First of all, Bayes is ABSOLUTELY sure, this is spam and that is wrong. How did you train it ? Next, your Spamassassin version contains a bug because of which you received extra 3.188 points, read more here. Finally, TVD_SPACE_RATIO is triggered, because your test message is too short (and has no spaces well ). Fix the Spamassassin bug, retrain your Bayes and I think you should rise the scores.


----------



## Nokobon (Jun 19, 2010)

hydra said:
			
		

> First of all, Bayes is ABSOLUTELY sure, this is spam and that is wrong. How did you train it ? Next, your Spamassassin version contains a bug because of which you received extra 3.188 points, read more here. Finally, TVD_SPACE_RATIO is triggered, because your test message is too short (and has no spaces well ). Fix the Spamassassin bug, retrain your Bayes and I think you should rise the scores.



Thank you, hydra!
I don't really unterstand everything you wrote, as I never dealed with Anti-Virus programs on Servers (I'm not the one who set it up), but nevertheless it helped a lot 

So I can't really tell you something about the Bayes configuration...

How can I fix the SpamAssassin-Bug?
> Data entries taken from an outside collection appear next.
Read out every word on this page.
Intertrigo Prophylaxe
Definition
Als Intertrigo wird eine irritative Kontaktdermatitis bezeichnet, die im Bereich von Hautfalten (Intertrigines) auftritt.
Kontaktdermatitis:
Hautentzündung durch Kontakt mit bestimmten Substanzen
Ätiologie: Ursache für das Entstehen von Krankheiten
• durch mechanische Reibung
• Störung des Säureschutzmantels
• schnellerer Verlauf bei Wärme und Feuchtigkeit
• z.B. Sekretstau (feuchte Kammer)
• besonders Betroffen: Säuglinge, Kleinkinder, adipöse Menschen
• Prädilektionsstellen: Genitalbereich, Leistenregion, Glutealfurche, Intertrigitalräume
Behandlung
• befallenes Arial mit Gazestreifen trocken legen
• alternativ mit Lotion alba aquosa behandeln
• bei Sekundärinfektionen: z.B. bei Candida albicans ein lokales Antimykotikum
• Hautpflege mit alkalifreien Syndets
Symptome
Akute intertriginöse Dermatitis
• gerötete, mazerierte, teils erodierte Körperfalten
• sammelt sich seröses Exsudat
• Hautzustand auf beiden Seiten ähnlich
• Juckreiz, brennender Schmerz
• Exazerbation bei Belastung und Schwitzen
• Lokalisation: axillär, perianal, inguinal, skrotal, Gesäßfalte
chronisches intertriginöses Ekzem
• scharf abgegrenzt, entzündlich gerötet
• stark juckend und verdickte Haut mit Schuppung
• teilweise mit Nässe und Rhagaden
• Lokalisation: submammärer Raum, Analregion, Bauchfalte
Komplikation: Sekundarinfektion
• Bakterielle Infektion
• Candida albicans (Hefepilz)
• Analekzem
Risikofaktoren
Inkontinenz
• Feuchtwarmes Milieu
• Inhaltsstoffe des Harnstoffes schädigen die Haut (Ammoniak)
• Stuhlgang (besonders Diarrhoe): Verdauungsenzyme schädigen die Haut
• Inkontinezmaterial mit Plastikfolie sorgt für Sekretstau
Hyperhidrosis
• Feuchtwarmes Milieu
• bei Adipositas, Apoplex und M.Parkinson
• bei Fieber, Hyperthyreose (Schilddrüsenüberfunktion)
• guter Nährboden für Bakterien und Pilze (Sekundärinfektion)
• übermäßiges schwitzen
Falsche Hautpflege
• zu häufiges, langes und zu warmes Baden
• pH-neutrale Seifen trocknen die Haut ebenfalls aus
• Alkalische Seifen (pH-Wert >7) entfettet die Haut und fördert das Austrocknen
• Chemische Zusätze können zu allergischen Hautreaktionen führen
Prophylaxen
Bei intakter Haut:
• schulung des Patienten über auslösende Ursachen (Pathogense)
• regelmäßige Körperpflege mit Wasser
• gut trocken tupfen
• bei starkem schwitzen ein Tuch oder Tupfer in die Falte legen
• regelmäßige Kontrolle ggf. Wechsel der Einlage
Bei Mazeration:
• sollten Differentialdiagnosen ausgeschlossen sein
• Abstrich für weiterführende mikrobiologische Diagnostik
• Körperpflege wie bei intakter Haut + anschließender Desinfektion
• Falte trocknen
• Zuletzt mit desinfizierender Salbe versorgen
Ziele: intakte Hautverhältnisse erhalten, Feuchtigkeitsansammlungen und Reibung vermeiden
Do I just have to change that file? (I didn't find it...)


----------



## hydra (Jun 19, 2010)

Either upgrade Spamassassin or follow the tips on the Spamassassin's news page. Read more about the tag/tag2/kill levels here. I would personally set up a higher gap between tagging and killing. More information about Bayes.


----------



## Nokobon (Jun 19, 2010)

Very useful links.
Thank you!


----------